20日は,クロサナエの産卵のビデオをメインにして上の写真のところにビデオをセットして待ち構える作戦です.ここにクロサナエがよく入るのです.まあ,結果は完全に裏切られました.この日は違ったポイントにばかり入ってきて,ビデオカメラを振ってピントを合わせようとするころには産卵が終わるといった失敗が2度ありました.またあと1回は,ムカシトンボに気を取られ,産卵に入ったのを見逃し,見つけた時には飛び去るところでした.そう,クロサナエの産卵の方は成果なしでした.なお産卵に入ったのは,9:13,10:12,12:47でした.

▲ヒメクロサナエのオス.まだ淡色部が黄褐色をしていて未熟さが残っている感じである.

ヒメクロサナエの方は,上の写真のオスを2度見ただけで,こちらもほとんど成果なし.ヒメクロサナエの産卵は午後の方がいいのですが,昨夜の不眠がたたって体調もすぐれず,13:30頃に引き上げることにしました.空は快晴なのに残念です.

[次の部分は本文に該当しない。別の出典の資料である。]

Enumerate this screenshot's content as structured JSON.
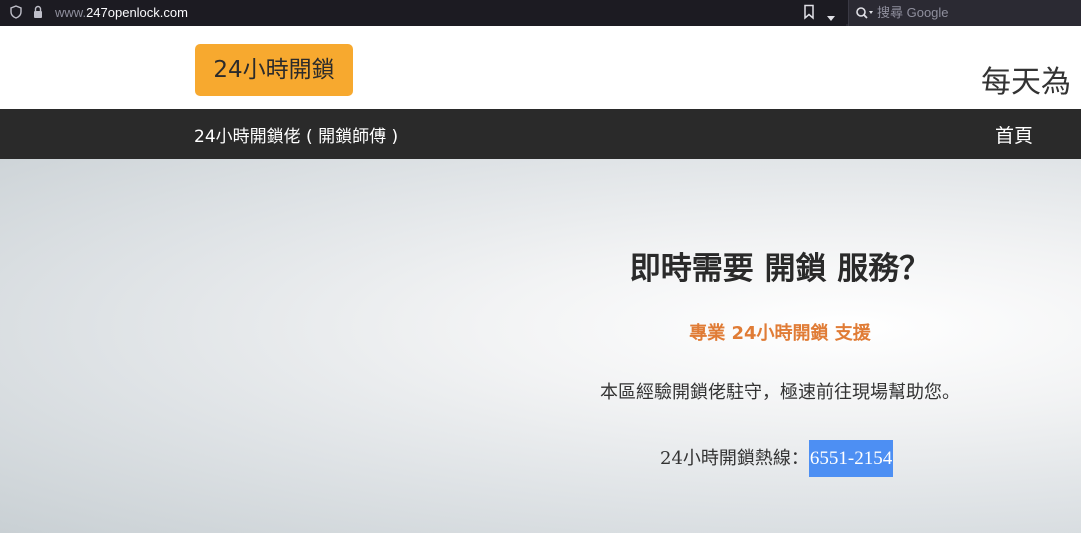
{
  "browser": {
    "url_prefix": "www.",
    "url_domain": "247openlock.com",
    "search_placeholder": "搜尋 Google",
    "icons": [
      "shield-icon",
      "lock-icon",
      "bookmark-icon",
      "chevron-down-icon",
      "search-icon"
    ]
  },
  "header": {
    "logo_label": "24小時開鎖",
    "slogan": "每天為"
  },
  "nav": {
    "brand": "24小時開鎖佬 ( 開鎖師傅 )",
    "home": "首頁"
  },
  "hero": {
    "title": "即時需要 開鎖 服務？",
    "subtitle": "專業 24小時開鎖 支援",
    "description": "本區經驗開鎖佬駐守，極速前往現場幫助您。",
    "hotline_label": "24小時開鎖熱線：",
    "hotline_number": "6551-2154"
  },
  "colors": {
    "logo_bg": "#f7a92f",
    "nav_bg": "#2a2a2a",
    "accent_orange": "#e07c36",
    "selection_blue": "#4d8ff3"
  }
}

そこで,21日,「No.548のホンサナエの観察」の午後,もう一度チャレンジすることにしました.今日は,この記録を書くために,違ったポイントに入ったクロサナエはスチル写真で撮ることにしました.12:30ころ到着したところ,すぐにクロサナエが,やはり違ったポイントに入ったので,記録用にスチル写真を撮っておきました.昨日と同じ,岩の上に生えている禾本科植物の間に入って産卵をしていました.今年はここがいいのでしょうか?

▲クロサナエの産卵.禾本科植物の間に潜り込んで産卵をしている.落ちる卵が見える.

ヒメクロサナエの方は,オスすら姿を見せません.ホンサナエの夕方の観察をしたいので,14:30に切り上げる予定でした.まさにその直前に,さっと岩の裏側のすき間に入るメスを見ました.案の定産卵していました.今日は腹端がはっきりと見えるた位置でしたので,産卵後の卵も撮影しておきました.ピンクというかロゼワイン色のきれいに輝く卵です.

▲岩の後ろ側の狭いすき間に入り込んで産卵するヒメクロサナエ.

▲ヒメクロサナエの典型的な静止接水産卵,いや接地産卵というべきか?.

▲腹端部から卵が放出され,落ち葉の表面に付着していく様子.

▲ヒメクロサナエの産卵直後の卵.薄いロゼワイン色に透き通っていて美しい.

実はこれが入る少し前に,やはり同じ位置に一瞬トンボが入ったのを見たのです.今日はムカシトンボのメスが3頭も同じ場所に潜り込みましたので,またムカシトンボという先入観で岩の後ろをのぞき込みましたが,ムカシトンボはいなかったのです.どこに見失ったのだろうと思っていたのですけれど,一瞬見た姿といい,あれもヒメクロサナエだったように思います.ムカシトンボとは産卵する基質が違うので,のぞき込んだとき産卵しているのに気づかなかったのでしょうねきっと.ということで,源流域のサナエトンボたちもしっかりと活動を始めているようでした.今年は遅い感じなので,来週の方がもっと良いと思っています.